Are you one of those Kaggle ninjas who has aced machine learning competitions but are struggling to get noticed by recruiters? Data scientist by day and Kaggler by night is not a new phenomenon. You will find scores of ML enthusiasts who have aced the Titantic competition (one of Kaggle’s easiest) and also survived the Digit Recognizer or First Steps with Julia. But there’s a major downside to Kaggle, that many data science professionals have stressed upon.
We list down several missing pieces in Kaggle that undermine your machine learning understanding:
- Understanding business problem: In a Kaggle competition you don’t spend time to understand how a model will fit into the business problem and how accurate could it be.
- Types of problem: Among the vast selection of business problems that a data scientist faces in real-life, Kaggle only highlights a subset of it, shared Ria Chakraborty, a data scientist at IBM on Quora.
- Convincing C-level executives about your analysis: Kaggle competitions often overlook another challenging part: convincing C-level executives to follow through the solution with a data backed strong analysis.
- Working on clean dataset: The real difference between Kaggle and real-world data science is that you’ll likely never be handed a pre-determined and cleaned dataset. Data wrangling forms a huge part of the data science business — mean joining datasets, cleaning up missing values and transforming data.
- Putting models in production: You never put Kaggle models in production which is the real test of its performance.
While Kaggle is a great source of competitions and forums for ML hackathons, and helps get one started on practical machine learning, it’s also good to get a solid theoretical background. Here’s what we think: Kaggle is a great place to get started on machine learning, but at the same time one must also improve their theoretical background to fill any gap in machine learning.
Now first up, let’s define a Kaggler proficient in ML – a) you have more than a basic knowledge of machine learning; b) You know how to use machine learning libraries/packages in R, Python, Java etc.
AIM gives a lowdown on how one can make the most of your Kaggle machine learning experience
Build a theoretical foundation: Data science practitioners believe machine learning is a life-long commitment and most MOOCs don’t cover all the algorithms. One should go deep to fill the gaps in learning.
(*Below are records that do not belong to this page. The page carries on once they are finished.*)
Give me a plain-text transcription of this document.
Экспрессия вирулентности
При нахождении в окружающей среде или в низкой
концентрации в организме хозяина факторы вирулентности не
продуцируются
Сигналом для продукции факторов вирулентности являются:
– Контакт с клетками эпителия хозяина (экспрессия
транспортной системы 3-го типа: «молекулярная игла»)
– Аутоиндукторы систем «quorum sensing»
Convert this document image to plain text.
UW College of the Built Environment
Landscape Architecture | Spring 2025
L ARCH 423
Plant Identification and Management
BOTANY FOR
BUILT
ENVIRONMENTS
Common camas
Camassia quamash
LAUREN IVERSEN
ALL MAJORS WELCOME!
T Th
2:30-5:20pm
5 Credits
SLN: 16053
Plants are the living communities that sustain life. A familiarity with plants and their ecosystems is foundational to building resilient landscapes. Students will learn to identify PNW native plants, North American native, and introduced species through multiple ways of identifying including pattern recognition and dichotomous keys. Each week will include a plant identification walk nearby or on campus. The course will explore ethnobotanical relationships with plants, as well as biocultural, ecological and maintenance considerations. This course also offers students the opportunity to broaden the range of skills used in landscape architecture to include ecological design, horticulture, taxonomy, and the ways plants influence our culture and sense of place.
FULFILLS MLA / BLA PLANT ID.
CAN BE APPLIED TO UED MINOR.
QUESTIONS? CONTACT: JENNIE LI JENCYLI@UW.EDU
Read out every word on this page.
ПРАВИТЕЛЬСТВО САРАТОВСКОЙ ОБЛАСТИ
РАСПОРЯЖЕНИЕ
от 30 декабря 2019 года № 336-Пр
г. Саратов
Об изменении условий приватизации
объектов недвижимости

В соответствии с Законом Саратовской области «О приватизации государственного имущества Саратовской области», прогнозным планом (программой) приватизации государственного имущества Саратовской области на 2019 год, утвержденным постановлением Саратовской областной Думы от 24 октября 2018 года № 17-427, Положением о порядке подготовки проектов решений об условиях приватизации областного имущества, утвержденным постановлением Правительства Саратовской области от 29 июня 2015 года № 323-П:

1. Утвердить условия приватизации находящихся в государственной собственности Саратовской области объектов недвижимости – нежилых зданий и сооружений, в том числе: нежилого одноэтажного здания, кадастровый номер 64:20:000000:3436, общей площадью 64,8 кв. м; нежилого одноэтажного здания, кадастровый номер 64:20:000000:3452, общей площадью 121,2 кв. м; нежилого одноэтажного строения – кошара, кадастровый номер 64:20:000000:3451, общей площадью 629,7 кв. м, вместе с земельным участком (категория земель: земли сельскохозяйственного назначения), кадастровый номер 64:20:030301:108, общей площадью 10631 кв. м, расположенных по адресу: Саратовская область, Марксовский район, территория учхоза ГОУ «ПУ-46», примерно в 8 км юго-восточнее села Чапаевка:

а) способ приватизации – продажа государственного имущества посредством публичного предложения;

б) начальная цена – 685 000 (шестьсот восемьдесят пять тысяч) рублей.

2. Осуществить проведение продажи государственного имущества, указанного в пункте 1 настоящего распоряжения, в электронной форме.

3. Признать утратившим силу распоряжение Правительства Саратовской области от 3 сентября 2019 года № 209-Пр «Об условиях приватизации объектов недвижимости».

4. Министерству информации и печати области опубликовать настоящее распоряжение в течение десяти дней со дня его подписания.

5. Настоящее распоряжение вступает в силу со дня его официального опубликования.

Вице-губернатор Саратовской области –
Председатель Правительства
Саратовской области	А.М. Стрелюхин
Microsoft Azure Machine Learning: If you don’t want to sign up for a MS, then you can try free resources on Azure ML studio. You can even try out solutions from Cortana Intelligence Gallery. You can even try pushing your models into production in Azure ML.
Build a machine learning portfolio: Kaggle competitions are often panned for presenting clean datasets. In fact, data wrangling is the missing piece in the puzzle, whereas in a business setting, data wrangling forms a huge part of data science — joining datasets, cleaning up missing values, transforming data/creating new features. By creating a semi-formal work product for each project to share what was done, how it was done and what was learned (use github README files on each repo, write blog post, create PDF tech reports, power points, whatever).
Here are a few project ideas: a project where you had to collect the data yourself, e.g. scraping products reviews from a website or a project where you dealt with missing or messy data, e.g. cases where some people provided their location and some didn’t.
Building a machine learning portfolio will go a long way in establishing how you can complete projects. It will also equip with the confidence to take on more interesting projects as you apply your ML learning and show your skills and capabilities to recruiters once you start looking for a job.
Prioritize your learning based on the application: Since machine learning is a broad field, it will be better to select a specific area of study and a Masters can help in landing a job interview as well. If you are geared towards a Post doctorate which is also a good idea, there are a few application areas you can focus on. From Natural Language Processing to Computer Vision (think setting up GPU instances in AWS) and Deep Reinforcement Learning, there are several areas of application in ML for research.
Move up the ladder with Neural Networks for ML: Want to become more technically strong, deepen your Neural Network knowledge with a course or free resources that talks about artificial neural networks and how they’re being used for machine learning, in areas such as speech recognition, image segmentation and object recognition.
Kick-start your career in machine learning: Now that you have mastered some of the basics of ML, and have become a well-rounded machine learning expert, you would want to make it a full-time job. If you are proficient at ML, you would probably land a job as a data scientist and progressively move into doing more ML.